Unfortunately, says Thaler, it may be impossible to "count everything at different times" to figure out the direction of change in global microbial biodiversity because the extent of current microbial biodiversity is unknown, and a large fraction of the microbial world may exist in hard-to-access, rare, or extreme environments -- the deeper the depth, the less "we know".

Previous research has theorized that the deep hot biosphere may contain the majority of planet's microbial biodiversity. Resolving this problem might require 20 years before there is a sufficient understanding of the deep biosphere and other hard-to-access environments.

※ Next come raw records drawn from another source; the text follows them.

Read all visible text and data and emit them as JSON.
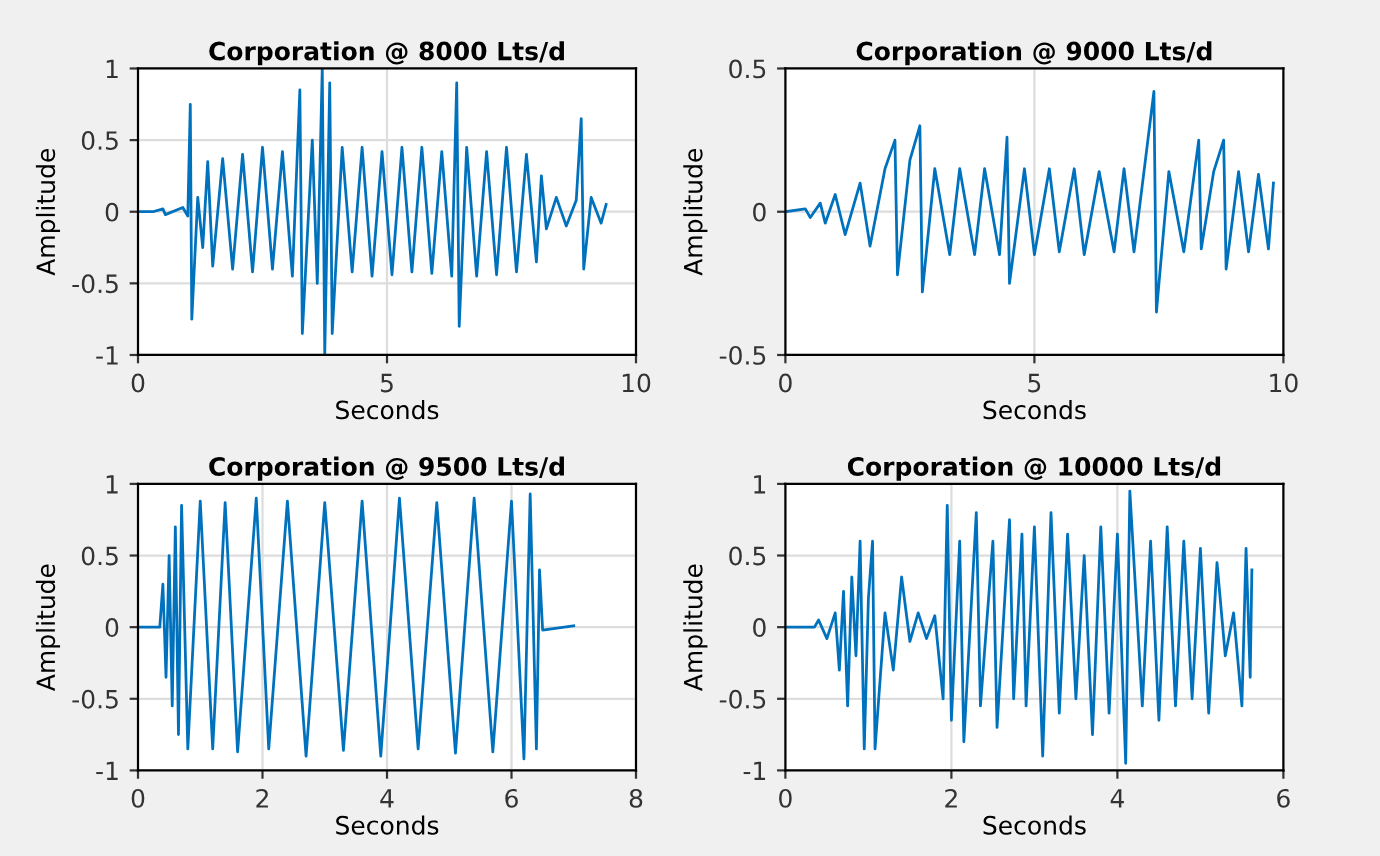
{
  "chart_data": [
    {
      "type": "line",
      "title": "Corporation @ 8000 Lts/d",
      "xlabel": "Seconds",
      "ylabel": "Amplitude",
      "xlim": [
        0,
        10
      ],
      "xticks": [
        0,
        5,
        10
      ],
      "ylim": [
        -1,
        1
      ],
      "yticks": [
        -1,
        -0.5,
        0,
        0.5,
        1
      ],
      "grid": true,
      "marker": "none",
      "line_style": "solid",
      "series": [
        {
          "color": "#0072bd",
          "x": [
            0,
            0.3,
            0.5,
            0.55,
            0.9,
            1.0,
            1.05,
            1.08,
            1.2,
            1.3,
            1.4,
            1.5,
            1.7,
            1.9,
            2.1,
            2.3,
            2.5,
            2.7,
            2.9,
            3.1,
            3.25,
            3.3,
            3.5,
            3.6,
            3.7,
            3.75,
            3.85,
            3.9,
            4.1,
            4.3,
            4.5,
            4.7,
            4.9,
            5.1,
            5.3,
            5.5,
            5.7,
            5.9,
            6.1,
            6.3,
            6.4,
            6.45,
            6.6,
            6.8,
            7.0,
            7.2,
            7.4,
            7.6,
            7.8,
            8.0,
            8.1,
            8.2,
            8.4,
            8.6,
            8.8,
            8.9,
            8.95,
            9.1,
            9.3,
            9.4
          ],
          "values": [
            0,
            0,
            0.02,
            -0.02,
            0.03,
            -0.03,
            0.75,
            -0.75,
            0.1,
            -0.25,
            0.35,
            -0.38,
            0.37,
            -0.4,
            0.4,
            -0.42,
            0.45,
            -0.4,
            0.42,
            -0.45,
            0.85,
            -0.85,
            0.5,
            -0.5,
            1.0,
            -1.0,
            0.9,
            -0.85,
            0.45,
            -0.42,
            0.45,
            -0.45,
            0.42,
            -0.44,
            0.45,
            -0.42,
            0.45,
            -0.43,
            0.42,
            -0.45,
            0.9,
            -0.8,
            0.45,
            -0.45,
            0.42,
            -0.44,
            0.45,
            -0.42,
            0.4,
            -0.35,
            0.25,
            -0.12,
            0.1,
            -0.1,
            0.08,
            0.65,
            -0.4,
            0.1,
            -0.08,
            0.05
          ]
        }
      ]
    },
    {
      "type": "line",
      "title": "Corporation @ 9000 Lts/d",
      "xlabel": "Seconds",
      "ylabel": "Amplitude",
      "xlim": [
        0,
        10
      ],
      "xticks": [
        0,
        5,
        10
      ],
      "ylim": [
        -0.5,
        0.5
      ],
      "yticks": [
        -0.5,
        0,
        0.5
      ],
      "grid": true,
      "marker": "none",
      "line_style": "solid",
      "series": [
        {
          "color": "#0072bd",
          "x": [
            0,
            0.4,
            0.5,
            0.7,
            0.8,
            1.0,
            1.2,
            1.5,
            1.7,
            2.0,
            2.2,
            2.25,
            2.5,
            2.7,
            2.75,
            3.0,
            3.3,
            3.5,
            3.8,
            4.0,
            4.3,
            4.45,
            4.5,
            4.8,
            5.0,
            5.3,
            5.5,
            5.8,
            6.0,
            6.3,
            6.6,
            6.8,
            7.0,
            7.4,
            7.45,
            7.7,
            8.0,
            8.3,
            8.35,
            8.6,
            8.8,
            8.85,
            9.1,
            9.3,
            9.5,
            9.7,
            9.8
          ],
          "values": [
            0,
            0.01,
            -0.02,
            0.03,
            -0.04,
            0.06,
            -0.08,
            0.1,
            -0.12,
            0.15,
            0.25,
            -0.22,
            0.18,
            0.3,
            -0.28,
            0.15,
            -0.15,
            0.15,
            -0.15,
            0.15,
            -0.15,
            0.26,
            -0.25,
            0.15,
            -0.15,
            0.15,
            -0.14,
            0.15,
            -0.15,
            0.14,
            -0.14,
            0.15,
            -0.14,
            0.42,
            -0.35,
            0.14,
            -0.14,
            0.25,
            -0.13,
            0.14,
            0.25,
            -0.2,
            0.14,
            -0.14,
            0.13,
            -0.13,
            0.1
          ]
        }
      ]
    },
    {
      "type": "line",
      "title": "Corporation @ 9500 Lts/d",
      "xlabel": "Seconds",
      "ylabel": "Amplitude",
      "xlim": [
        0,
        8
      ],
      "xticks": [
        0,
        2,
        4,
        6,
        8
      ],
      "ylim": [
        -1,
        1
      ],
      "yticks": [
        -1,
        -0.5,
        0,
        0.5,
        1
      ],
      "grid": true,
      "marker": "none",
      "line_style": "solid",
      "series": [
        {
          "color": "#0072bd",
          "x": [
            0,
            0.35,
            0.4,
            0.45,
            0.5,
            0.55,
            0.6,
            0.65,
            0.7,
            0.8,
            1.0,
            1.2,
            1.4,
            1.6,
            1.9,
            2.1,
            2.4,
            2.7,
            3.0,
            3.3,
            3.6,
            3.9,
            4.2,
            4.5,
            4.8,
            5.1,
            5.4,
            5.7,
            6.0,
            6.2,
            6.3,
            6.4,
            6.45,
            6.5,
            7.0
          ],
          "values": [
            0,
            0,
            0.3,
            -0.35,
            0.5,
            -0.55,
            0.7,
            -0.75,
            0.85,
            -0.85,
            0.88,
            -0.85,
            0.87,
            -0.87,
            0.9,
            -0.85,
            0.88,
            -0.9,
            0.87,
            -0.86,
            0.88,
            -0.9,
            0.9,
            -0.85,
            0.87,
            -0.88,
            0.9,
            -0.87,
            0.88,
            -0.92,
            0.93,
            -0.85,
            0.4,
            -0.02,
            0.01
          ]
        }
      ]
    },
    {
      "type": "line",
      "title": "Corporation @ 10000 Lts/d",
      "xlabel": "Seconds",
      "ylabel": "Amplitude",
      "xlim": [
        0,
        6
      ],
      "xticks": [
        0,
        2,
        4,
        6
      ],
      "ylim": [
        -1,
        1
      ],
      "yticks": [
        -1,
        -0.5,
        0,
        0.5,
        1
      ],
      "grid": true,
      "marker": "none",
      "line_style": "solid",
      "series": [
        {
          "color": "#0072bd",
          "x": [
            0,
            0.35,
            0.4,
            0.5,
            0.6,
            0.65,
            0.7,
            0.75,
            0.8,
            0.85,
            0.9,
            0.95,
            1.0,
            1.05,
            1.08,
            1.2,
            1.3,
            1.4,
            1.5,
            1.6,
            1.7,
            1.8,
            1.9,
            1.95,
            2.0,
            2.1,
            2.15,
            2.3,
            2.35,
            2.5,
            2.55,
            2.7,
            2.75,
            2.85,
            2.9,
            3.0,
            3.1,
            3.2,
            3.3,
            3.4,
            3.5,
            3.6,
            3.7,
            3.8,
            3.9,
            4.0,
            4.1,
            4.15,
            4.3,
            4.4,
            4.5,
            4.6,
            4.7,
            4.8,
            4.9,
            5.0,
            5.1,
            5.2,
            5.3,
            5.4,
            5.5,
            5.55,
            5.6,
            5.62
          ],
          "values": [
            0,
            0,
            0.05,
            -0.08,
            0.1,
            -0.3,
            0.25,
            -0.55,
            0.35,
            -0.2,
            0.6,
            -0.85,
            0.2,
            0.6,
            -0.85,
            0.1,
            -0.3,
            0.35,
            -0.1,
            0.1,
            -0.08,
            0.08,
            -0.5,
            0.85,
            -0.65,
            0.6,
            -0.8,
            0.8,
            -0.55,
            0.6,
            -0.7,
            0.75,
            -0.5,
            0.65,
            -0.55,
            0.7,
            -0.9,
            0.8,
            -0.6,
            0.65,
            -0.5,
            0.5,
            -0.75,
            0.7,
            -0.6,
            0.65,
            -0.95,
            0.95,
            -0.55,
            0.6,
            -0.65,
            0.7,
            -0.55,
            0.6,
            -0.5,
            0.55,
            -0.6,
            0.45,
            -0.2,
            0.1,
            -0.55,
            0.55,
            -0.35,
            0.4
          ]
        }
      ]
    }
  ]
}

A possible 'chicken and egg' paradox may prove hard to resolve: Establishing a baseline sequence library may never be finished because new diversity is generated more rapidly than it is measured. If some or all parts of microbial diversity are rapidly increasing, then survey approaches may never catch up to this dynamic process.

Thaler said: "The world is finding hundreds of variants of the SARS-CoV-2 virus that causes Covid-19, one of a very roughly estimated 10 billion different kinds of microbes each evolving in its own ways.

"Microbial evolution is not always toward greater diversity, microbes can also become extinct, smallpox virus being an example," he adds.

"Countless other viruses and bacteria probably have also come and gone without our ever having known of their existence. Some microbes are specific in their associations with certain animals and plants. As these plants and animals become extinct, it seems likely that specialized microbes associated with them have also vanished."